Témoignage: « Réaction de rejet de mon amie » – 40 ans après découverte du Sida, préjugés persistent

Le 20 mai 1983, on a dévoilé l’existence du virus à l’origine du Sida. Quatre décennies plus tard, la perception de la société à l’égard des individus séropositifs change de manière positive. Néanmoins, plusieurs continuent à éprouver de l’exclusion ou de la crainte.

Anne est séropositive depuis 38 ans et affirme se porter très bien. Elle a été contaminée à l’âge de 21 ans lors du scandale du sang contaminé en 1985. À cette époque, elle décide qu’elle n’aura pas d’enfant pour ne pas risquer de contaminer un bébé ou laisser un enfant sans mère. Elle est aujourd’hui chercheuse et très engagée dans l’association Aides. Grâce à son traitement, bien qu’elle soit séropositive, elle ne peut plus transmettre le virus.

Depuis le diagnostic, elle s’est toujours demandé s’il fallait révéler sa condition aux autres. Seuls ses parents étaient au courant en 1985, mais ses autres proches ont finalement découvert la vérité neuf ans plus tard, lorsqu’elle est tombée gravement malade. Elle a réussi à intégrer le Centre national de la recherche scientifique (CNRS) mais n’a pas révélé sa séropositivité lors de l’examen médical, par crainte que cela n’entache sa carrière professionnelle. Elle a finalement choisi de le dire dans les années 2000.
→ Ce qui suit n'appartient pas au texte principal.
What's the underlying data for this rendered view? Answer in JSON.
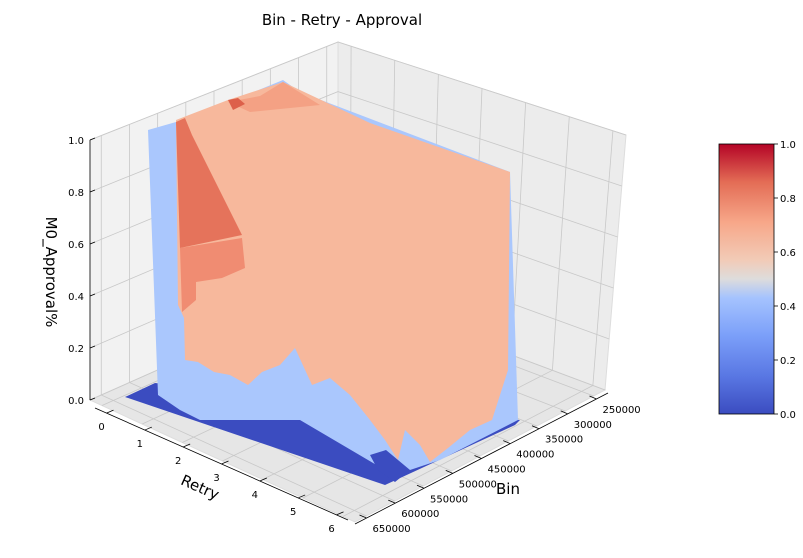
{
  "chart_data": {
    "type": "surface3d",
    "title": "Bin - Retry - Approval",
    "xlabel": "Bin",
    "ylabel": "Retry",
    "zlabel": "M0_Approval%",
    "x_ticks": [
      "250000",
      "300000",
      "350000",
      "400000",
      "450000",
      "500000",
      "550000",
      "600000",
      "650000"
    ],
    "y_ticks": [
      "0",
      "1",
      "2",
      "3",
      "4",
      "5",
      "6"
    ],
    "z_ticks": [
      "0.0",
      "0.2",
      "0.4",
      "0.6",
      "0.8",
      "1.0"
    ],
    "xlim": [
      230000,
      670000
    ],
    "ylim": [
      -0.3,
      6.3
    ],
    "zlim": [
      0,
      1
    ],
    "colormap": "coolwarm",
    "colorbar": {
      "ticks": [
        "0.0",
        "0.2",
        "0.4",
        "0.6",
        "0.8",
        "1.0"
      ],
      "range": [
        0,
        1
      ],
      "colors": [
        "#3b4cc0",
        "#6788ee",
        "#9abbff",
        "#c9d7f0",
        "#edd1c2",
        "#f7a889",
        "#e26952",
        "#b40426"
      ]
    },
    "surface": {
      "high_plateau_value": 0.67,
      "mid_value": 0.3,
      "low_value": 0.02,
      "peak_value": 0.8
    }
  }
}
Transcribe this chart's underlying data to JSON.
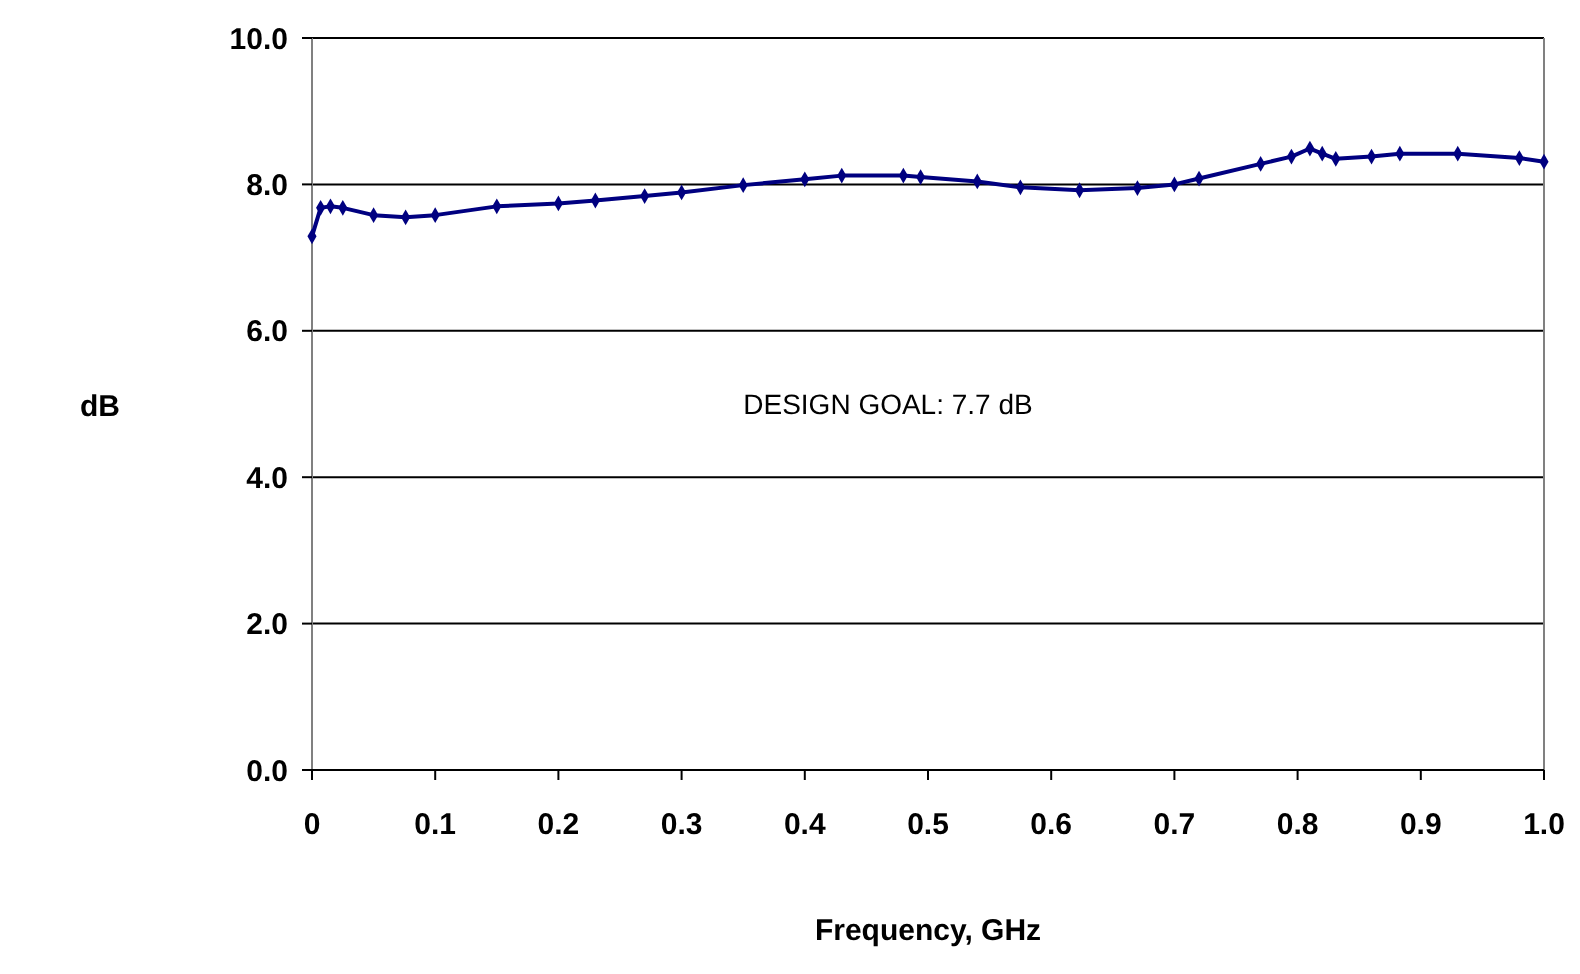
{
  "chart_data": {
    "type": "line",
    "xlabel": "Frequency, GHz",
    "ylabel": "dB",
    "annotations": [
      "DESIGN GOAL: 7.7 dB"
    ],
    "x": [
      0,
      0.007,
      0.015,
      0.025,
      0.05,
      0.076,
      0.1,
      0.15,
      0.2,
      0.23,
      0.27,
      0.3,
      0.35,
      0.4,
      0.43,
      0.48,
      0.494,
      0.54,
      0.575,
      0.623,
      0.67,
      0.7,
      0.72,
      0.77,
      0.795,
      0.81,
      0.82,
      0.831,
      0.86,
      0.883,
      0.93,
      0.98,
      1.0
    ],
    "series": [
      {
        "color": "#000080",
        "values": [
          7.29,
          7.68,
          7.7,
          7.68,
          7.58,
          7.55,
          7.58,
          7.7,
          7.74,
          7.78,
          7.84,
          7.89,
          7.99,
          8.07,
          8.12,
          8.12,
          8.1,
          8.04,
          7.96,
          7.92,
          7.95,
          8.0,
          8.08,
          8.28,
          8.38,
          8.49,
          8.42,
          8.35,
          8.38,
          8.42,
          8.42,
          8.36,
          8.31
        ]
      }
    ],
    "xlim": [
      0,
      1
    ],
    "ylim": [
      0,
      10
    ],
    "xticks": [
      0,
      0.1,
      0.2,
      0.3,
      0.4,
      0.5,
      0.6,
      0.7,
      0.8,
      0.9,
      {
        "value": 1,
        "label": "1.0"
      }
    ],
    "yticks": [
      {
        "value": 0,
        "label": "0.0"
      },
      {
        "value": 2,
        "label": "2.0"
      },
      {
        "value": 4,
        "label": "4.0"
      },
      {
        "value": 6,
        "label": "6.0"
      },
      {
        "value": 8,
        "label": "8.0"
      },
      {
        "value": 10,
        "label": "10.0"
      }
    ],
    "grid": "y",
    "marker": "diamond",
    "line_style": "solid"
  }
}
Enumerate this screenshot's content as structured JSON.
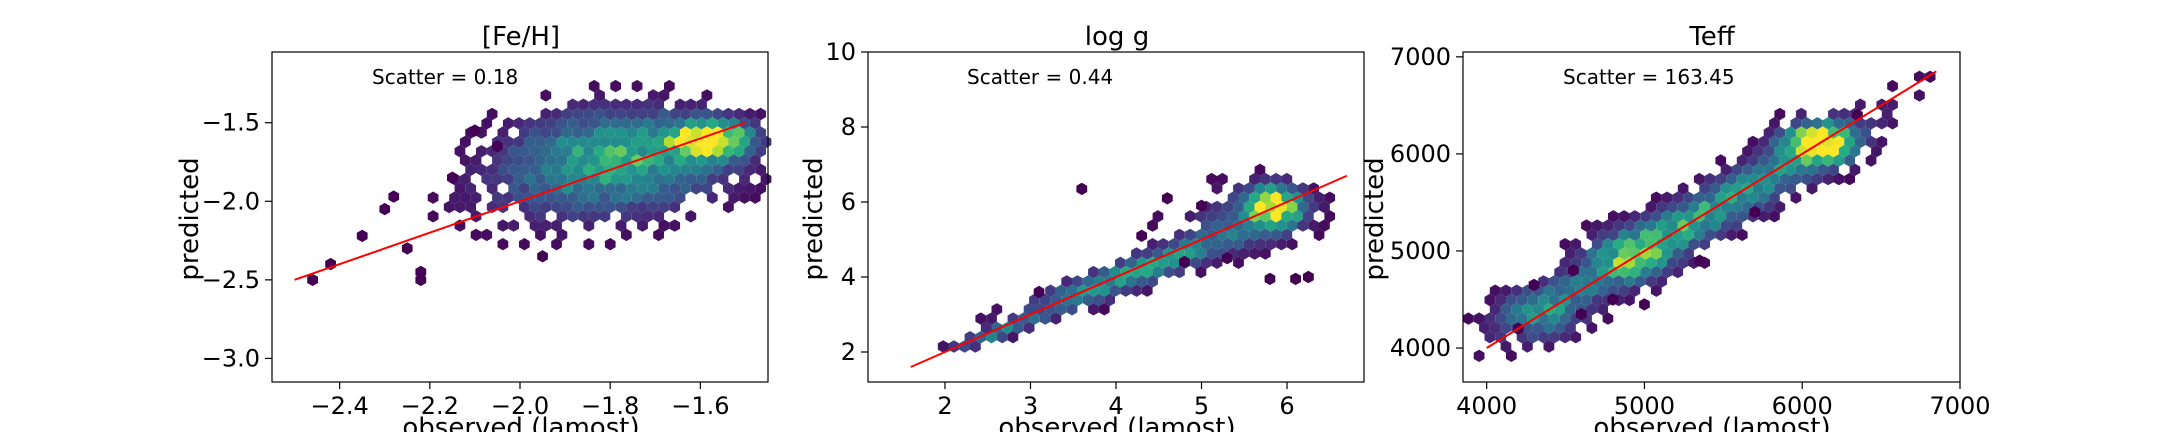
{
  "figure": {
    "background": "#ffffff",
    "colormap": "viridis",
    "fit_line_color": "#ff0000"
  },
  "chart_data": [
    {
      "type": "scatter",
      "style": "hexbin",
      "title": "[Fe/H]",
      "xlabel": "observed (lamost)",
      "ylabel": "predicted",
      "annotation": "Scatter = 0.18",
      "xlim": [
        -2.55,
        -1.45
      ],
      "ylim": [
        -3.15,
        -1.05
      ],
      "xticks": [
        -2.4,
        -2.2,
        -2.0,
        -1.8,
        -1.6
      ],
      "xtick_labels": [
        "−2.4",
        "−2.2",
        "−2.0",
        "−1.8",
        "−1.6"
      ],
      "yticks": [
        -3.0,
        -2.5,
        -2.0,
        -1.5
      ],
      "ytick_labels": [
        "−3.0",
        "−2.5",
        "−2.0",
        "−1.5"
      ],
      "fit_line": [
        [
          -2.5,
          -2.5
        ],
        [
          -1.5,
          -1.5
        ]
      ],
      "grid": false,
      "clusters": [
        {
          "cx": -1.58,
          "cy": -1.6,
          "sx": 0.06,
          "sy": 0.08,
          "w": 1.0
        },
        {
          "cx": -1.75,
          "cy": -1.72,
          "sx": 0.15,
          "sy": 0.2,
          "w": 0.55
        },
        {
          "cx": -1.9,
          "cy": -1.85,
          "sx": 0.12,
          "sy": 0.22,
          "w": 0.2
        },
        {
          "cx": -2.1,
          "cy": -2.0,
          "sx": 0.09,
          "sy": 0.18,
          "w": 0.05
        }
      ],
      "sparse_points": [
        [
          -2.46,
          -2.5
        ],
        [
          -2.42,
          -2.4
        ],
        [
          -2.3,
          -2.05
        ],
        [
          -2.25,
          -2.3
        ],
        [
          -2.22,
          -2.5
        ],
        [
          -2.22,
          -2.45
        ],
        [
          -2.1,
          -1.55
        ],
        [
          -2.05,
          -1.65
        ],
        [
          -2.15,
          -1.85
        ],
        [
          -1.95,
          -2.35
        ],
        [
          -2.28,
          -1.97
        ],
        [
          -2.35,
          -2.22
        ]
      ]
    },
    {
      "type": "scatter",
      "style": "hexbin",
      "title": "log g",
      "xlabel": "observed (lamost)",
      "ylabel": "predicted",
      "annotation": "Scatter = 0.44",
      "xlim": [
        1.1,
        6.9
      ],
      "ylim": [
        1.2,
        10.0
      ],
      "xticks": [
        2,
        3,
        4,
        5,
        6
      ],
      "xtick_labels": [
        "2",
        "3",
        "4",
        "5",
        "6"
      ],
      "yticks": [
        2,
        4,
        6,
        8,
        10
      ],
      "ytick_labels": [
        "2",
        "4",
        "6",
        "8",
        "10"
      ],
      "fit_line": [
        [
          1.6,
          1.6
        ],
        [
          6.7,
          6.7
        ]
      ],
      "grid": false,
      "clusters": [
        {
          "cx": 5.85,
          "cy": 5.9,
          "sx": 0.22,
          "sy": 0.35,
          "w": 1.0
        },
        {
          "cx": 4.2,
          "cy": 4.1,
          "sx": 0.9,
          "sy": 0.8,
          "w": 0.55,
          "corr": 0.93
        },
        {
          "cx": 2.6,
          "cy": 2.5,
          "sx": 0.35,
          "sy": 0.3,
          "w": 0.35,
          "corr": 0.9
        },
        {
          "cx": 5.4,
          "cy": 5.5,
          "sx": 0.5,
          "sy": 0.6,
          "w": 0.2
        }
      ],
      "sparse_points": [
        [
          3.6,
          6.35
        ],
        [
          5.8,
          3.95
        ],
        [
          6.1,
          3.95
        ],
        [
          6.25,
          4.0
        ],
        [
          4.6,
          6.1
        ],
        [
          5.0,
          5.9
        ],
        [
          4.3,
          5.1
        ],
        [
          4.8,
          4.4
        ],
        [
          5.3,
          4.5
        ],
        [
          3.1,
          3.6
        ]
      ]
    },
    {
      "type": "scatter",
      "style": "hexbin",
      "title": "Teff",
      "xlabel": "observed (lamost)",
      "ylabel": "predicted",
      "annotation": "Scatter = 163.45",
      "xlim": [
        3850,
        7000
      ],
      "ylim": [
        3650,
        7050
      ],
      "xticks": [
        4000,
        5000,
        6000,
        7000
      ],
      "xtick_labels": [
        "4000",
        "5000",
        "6000",
        "7000"
      ],
      "yticks": [
        4000,
        5000,
        6000,
        7000
      ],
      "ytick_labels": [
        "4000",
        "5000",
        "6000",
        "7000"
      ],
      "fit_line": [
        [
          4000,
          4000
        ],
        [
          6850,
          6850
        ]
      ],
      "grid": false,
      "clusters": [
        {
          "cx": 6100,
          "cy": 6100,
          "sx": 150,
          "sy": 150,
          "w": 1.0
        },
        {
          "cx": 5300,
          "cy": 5300,
          "sx": 650,
          "sy": 620,
          "w": 0.6,
          "corr": 0.95
        },
        {
          "cx": 4350,
          "cy": 4350,
          "sx": 180,
          "sy": 180,
          "w": 0.35
        },
        {
          "cx": 4900,
          "cy": 4950,
          "sx": 200,
          "sy": 200,
          "w": 0.3
        }
      ],
      "sparse_points": [
        [
          4300,
          4650
        ],
        [
          4600,
          4350
        ],
        [
          4800,
          4500
        ],
        [
          5000,
          4450
        ],
        [
          5350,
          4900
        ],
        [
          4550,
          4800
        ],
        [
          5700,
          5400
        ],
        [
          6350,
          6400
        ],
        [
          4200,
          4200
        ]
      ]
    }
  ]
}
Il reste encore de nombreuses discriminations et préjugés

Anne a été honnête avec sa banque, mais elle soupçonne que cela ait joué un rôle dans le refus d’un prêt immobilier 20 ans plus tard. Au fil des années, elle a renoncé à vivre une vie sentimentale en raison des réactions négatives des hommes qu’elle rencontrait. Si elle rencontrait quelqu’un aujourd’hui, elle ne lui révélerait pas immédiatement sa séropositivité, car elle sait qu’il n’y a aucun risque pour son partenaire. Malgré cela, les préjugés persistent. Elle raconte une expérience récente où une amie a eu une réaction de rejet en voyant Anne toucher les lèvres de son bébé, même après avoir expliqué qu’elle n’était pas contaminante.

En 2023, il n’y a toujours pas de traitement contre le virus du sida, mais on peut vivre avec presque normalement sans transmettre le virus grâce aux médicaments. Les traitements antirétroviraux sont moins lourds qu’auparavant : un comprimé par jour au lieu de 16 au début des années 2000. Cependant, ils doivent être pris tous les jours et à vie pour réduire la charge virale et rendre une personne séropositive non contaminante. Tant qu’elle suit le traitement et le fait rapidement, il n’y a aucun risque pour ses partenaires sexuels ou pour un bébé en cas de grossesse chez une femme.

À la recherche d’un vaccin pour guérir

Trouver un vaccin est la priorité absolue pour la recherche. Actuellement, 72 hommes participent à un essai mené par l’Institut de recherche vaccinale (IRV) français. L’étude a montré que le vaccin est bien toléré, mais son efficacité clinique reste à démontrer. Le professeur Jean Daniel Lelièvre, responsable du département de recherche clinique à l’IRV, reste optimiste malgré les difficultés, mais il est peu probable qu’un vaccin soit disponible sur le marché avant au moins dix ans.

En attendant, la PrEP, le traitement préventif qui permet aux personnes à risque d’éviter l’infection, reste la solution la plus efficace avec le préservatif. Selon Santé Publique France, 180 000 personnes vivent avec le VIH, et 86 % d’entre elles connaissent leur séropositivité. Florence Thune, directrice générale de Sidaction, déplore les 5 000 nouveaux cas de séropositivité chaque année en France et estime qu’il faudra encore plusieurs années de recherche avant de trouver un vaccin.